Integration and disintegration processes must be viewed as vehicles for transforming complex political and socioeconomic systems. The collapse of the USSR, the emergence of newly independent states, and the process of establishing economic and political integration ties between them could serve as vivid examples of these processes.
Integration is also taken to mean the rapprochement, interpenetration, and shaping of common space: the economic space, the political space, the value space. Within this context, political integration is taken to mean not only a close cooperation between similarly structured states and societies at similar stages of their economic, social, and political development, as was the case in point in Western Europe after World War II; within this context, integration means the stronger states drawing smaller and developing countries into their orbit. In both cases, the political and economic elites on both sides act as the engines of the integration.

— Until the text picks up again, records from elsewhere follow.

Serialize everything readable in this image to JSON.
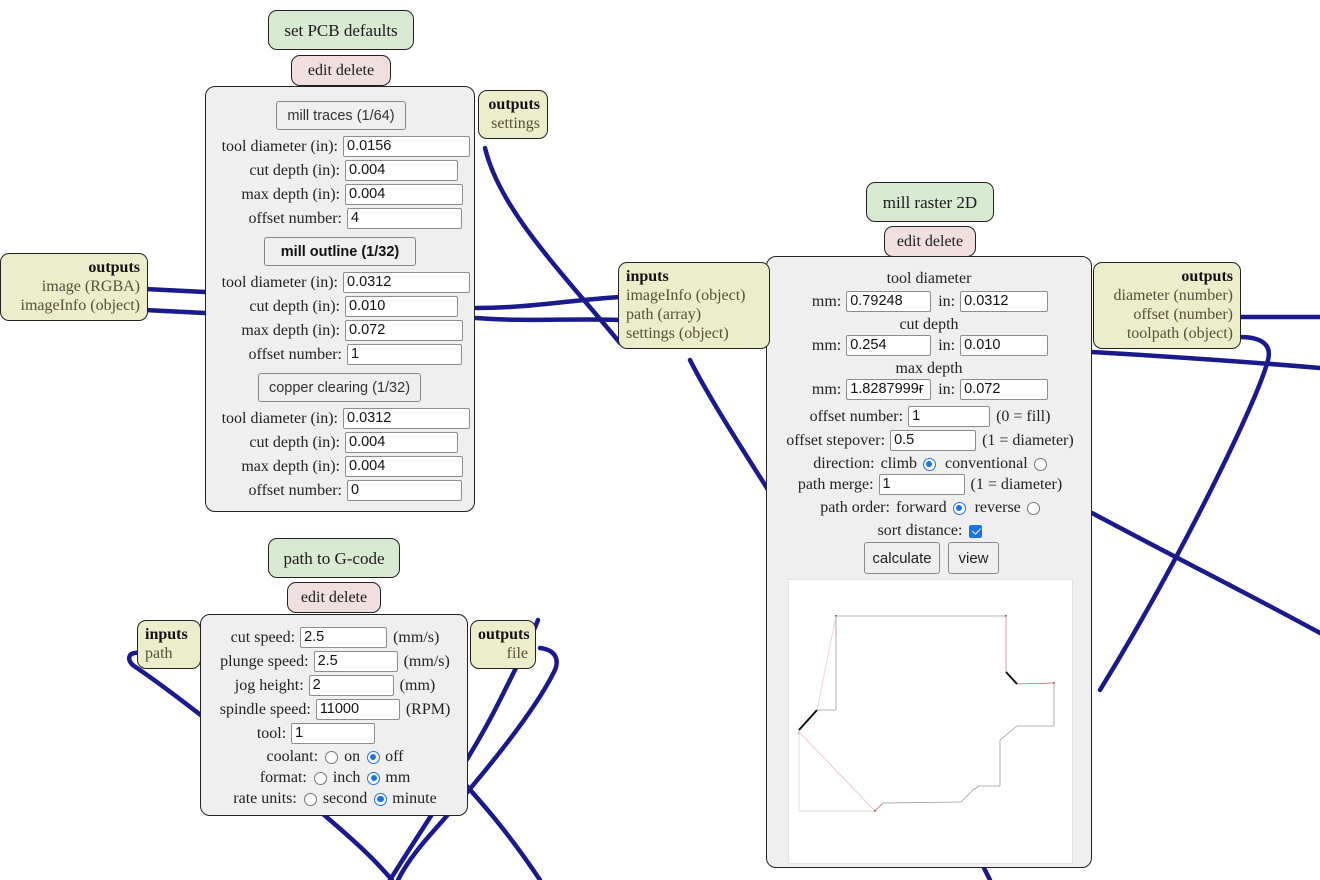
{
  "nodes": {
    "set_pcb_defaults": {
      "title": "set PCB defaults",
      "edit_delete": "edit delete",
      "outputs_port": {
        "heading": "outputs",
        "items": [
          "settings"
        ]
      },
      "inputs_port": {
        "heading": "outputs",
        "items": [
          "image (RGBA)",
          "imageInfo (object)"
        ]
      },
      "sections": [
        {
          "label": "mill traces (1/64)",
          "bold": false,
          "fields": [
            {
              "label": "tool diameter (in):",
              "value": "0.0156"
            },
            {
              "label": "cut depth (in):",
              "value": "0.004"
            },
            {
              "label": "max depth (in):",
              "value": "0.004"
            },
            {
              "label": "offset number:",
              "value": "4"
            }
          ]
        },
        {
          "label": "mill outline (1/32)",
          "bold": true,
          "fields": [
            {
              "label": "tool diameter (in):",
              "value": "0.0312"
            },
            {
              "label": "cut depth (in):",
              "value": "0.010"
            },
            {
              "label": "max depth (in):",
              "value": "0.072"
            },
            {
              "label": "offset number:",
              "value": "1"
            }
          ]
        },
        {
          "label": "copper clearing (1/32)",
          "bold": false,
          "fields": [
            {
              "label": "tool diameter (in):",
              "value": "0.0312"
            },
            {
              "label": "cut depth (in):",
              "value": "0.004"
            },
            {
              "label": "max depth (in):",
              "value": "0.004"
            },
            {
              "label": "offset number:",
              "value": "0"
            }
          ]
        }
      ]
    },
    "mill_raster_2d": {
      "title": "mill raster 2D",
      "edit_delete": "edit delete",
      "inputs_port": {
        "heading": "inputs",
        "items": [
          "imageInfo (object)",
          "path (array)",
          "settings (object)"
        ]
      },
      "outputs_port": {
        "heading": "outputs",
        "items": [
          "diameter (number)",
          "offset (number)",
          "toolpath (object)"
        ]
      },
      "groups": [
        {
          "title": "tool diameter",
          "mm_label": "mm:",
          "mm_value": "0.79248",
          "in_label": "in:",
          "in_value": "0.0312"
        },
        {
          "title": "cut depth",
          "mm_label": "mm:",
          "mm_value": "0.254",
          "in_label": "in:",
          "in_value": "0.010"
        },
        {
          "title": "max depth",
          "mm_label": "mm:",
          "mm_value": "1.8287999ғ",
          "in_label": "in:",
          "in_value": "0.072"
        }
      ],
      "offset_number": {
        "label": "offset number:",
        "value": "1",
        "hint": "(0 = fill)"
      },
      "offset_stepover": {
        "label": "offset stepover:",
        "value": "0.5",
        "hint": "(1 = diameter)"
      },
      "direction": {
        "label": "direction:",
        "opt1": "climb",
        "opt1_selected": true,
        "opt2": "conventional",
        "opt2_selected": false
      },
      "path_merge": {
        "label": "path merge:",
        "value": "1",
        "hint": "(1 = diameter)"
      },
      "path_order": {
        "label": "path order:",
        "opt1": "forward",
        "opt1_selected": true,
        "opt2": "reverse",
        "opt2_selected": false
      },
      "sort_distance": {
        "label": "sort distance:",
        "checked": true
      },
      "buttons": {
        "calculate": "calculate",
        "view": "view"
      }
    },
    "path_to_gcode": {
      "title": "path to G-code",
      "edit_delete": "edit delete",
      "inputs_port": {
        "heading": "inputs",
        "items": [
          "path"
        ]
      },
      "outputs_port": {
        "heading": "outputs",
        "items": [
          "file"
        ]
      },
      "fields": [
        {
          "label": "cut speed:",
          "value": "2.5",
          "unit": "(mm/s)"
        },
        {
          "label": "plunge speed:",
          "value": "2.5",
          "unit": "(mm/s)"
        },
        {
          "label": "jog height:",
          "value": "2",
          "unit": "(mm)"
        },
        {
          "label": "spindle speed:",
          "value": "11000",
          "unit": "(RPM)"
        },
        {
          "label": "tool:",
          "value": "1",
          "unit": ""
        }
      ],
      "coolant": {
        "label": "coolant:",
        "opt1": "on",
        "opt1_selected": false,
        "opt2": "off",
        "opt2_selected": true
      },
      "format": {
        "label": "format:",
        "opt1": "inch",
        "opt1_selected": false,
        "opt2": "mm",
        "opt2_selected": true
      },
      "rate_units": {
        "label": "rate units:",
        "opt1": "second",
        "opt1_selected": false,
        "opt2": "minute",
        "opt2_selected": true
      }
    }
  },
  "colors": {
    "title_bg": "#d9ead3",
    "editdel_bg": "#f1dede",
    "port_bg": "#ecedcb",
    "panel_bg": "#efefef",
    "wire": "#1a1a8c",
    "accent": "#1a73e8"
  }
}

One should specifically dwell on the types and kinds of integration (global and regional, vertical and horizontal) and to consider integration and disintegration as mutually conditioned processes.
For instance, international economic integration (IEI) is an objective, conscious, and specifically directed process of rapprochement and mutual adjustments of national economies which have potential for self-regulation and self-development. It is based on the economic interests of countries with independent economies and international division of labor.
The kind of integration starts with direct economics ties (in production, in research and development, in technologies) at the level of the primary subjects of economic life; by developing both intensively and extensively, they provide for gradual merging of economies at the basic level. This process inevitably entails mutual adjustment of the economic, legal, fiscal, social, and other systems of the integrating states up to and including certain merging of managing bodies.